Instrumenting with Segger SystemView

Segger has recently released a number of tools, some of them free, which work with Segger's JLink debuggers, One of those is SystemView, a real-time analysis and visualisation tool. It's cross platform and Segger's page for it is here.

SystemView uses Segger RTT, which is really just a small memory buffer on the target device which the JLink probe constantly reads, to transfer instrumentation data from the target and then display it in a timeline.

SystemView has concepts of task, interrupt and event and the most natural use of it is instrumenting a real time operating system (RTOS), in fact it comes with the source necessary to instrument FreeRTOS as well as embOS, Segger's RTOS. However the instrumentation API is documented and available to add to your own code, so I put some code together to instrument the softdevice calls and events as well as interrupts to see how well it lets you visualise an app running on an nRF52.

If you download SystemView, at least version 2.36a you should be able to look at the saved trace file, RemoteSession.SVDat.

In order to see the calls properly labelled you also need the definition file, which is this one, SYSVIEW_Softdevice.txt.

That file has to be placed in the 'description' subdirectory which is in the same place as the SystemView executable and you need (at least on OSX) to run SystemView directly from that location or it doesn't read the file. On Windows you may just be able to put the txt file in the right place and double click .. I've reported this to Segger and hope it will get fixed. There's more about the right directory for this file in the manual which comes with the software.

If you have it working, it should look something like this

image description

So what we have here is one session of one of my own apps. It's a bluetooth remote control which allows you to turn a number of relays on and off and also program it with a timed sequence. This app uses advertising to report some of its state, even when it's in connection, so multiple clients can see what's going on, even though only one can be connected at any time, so the advertising data is occasionally updated.

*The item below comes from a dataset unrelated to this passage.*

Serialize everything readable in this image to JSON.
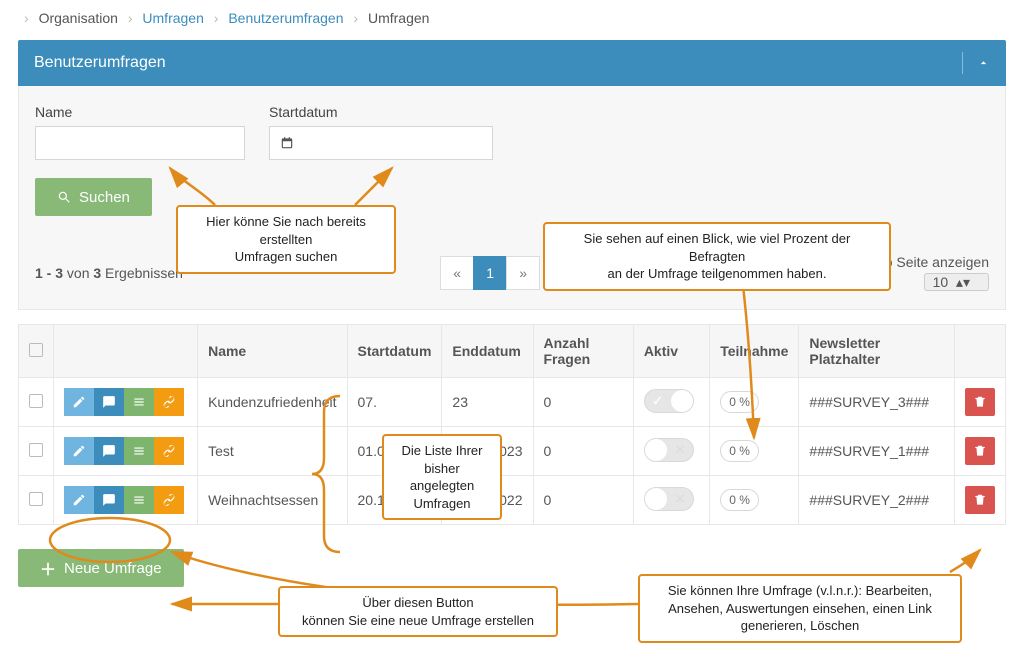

In this log the device advertises for a while, then I connect to it, change some of the switch states, program in a sequence to run and after it's complete, disconnect again. Then another client connects and disconnects. I set it up to log the RADIO interrupt (because it's fun), RTC1, which I use as the timer for the timeline, SWI2 which is the softdevice 'you have events interrupt' and all SVC calls and events.

Because this isn't an RTOS there really are no tasks, however the instrumentation code pretends that there are, a User task, a Softdevice task for all your sd_* calls and an Event task where all incoming events are shown. This has the slightly annoying feature that each time it switches between tasks you get a 'Task Run' message, but I think it's worth the clutter to get the breakdown.

At a high level you can see that the RADIO interrupt, which is in red, ticks along during the advertising periods at the start and end but when in connection fires constantly, as you'd expect.

The top line (just below Unified) is the SWI2 interrupt, each time that fires you are getting an event, and you can see that too in the Event line at the bottom, after every SWI2 interrupt, the app fetches events. Usually after an event is fetched there's something to do, so the lines showing Softdevice, the line above, occur just after the incoming events. Finally you can see the RTC1 interrupt, my timeline ran for 30 seconds, 5 seconds at a time before turning itself off and you can see each of the ticks when it fired.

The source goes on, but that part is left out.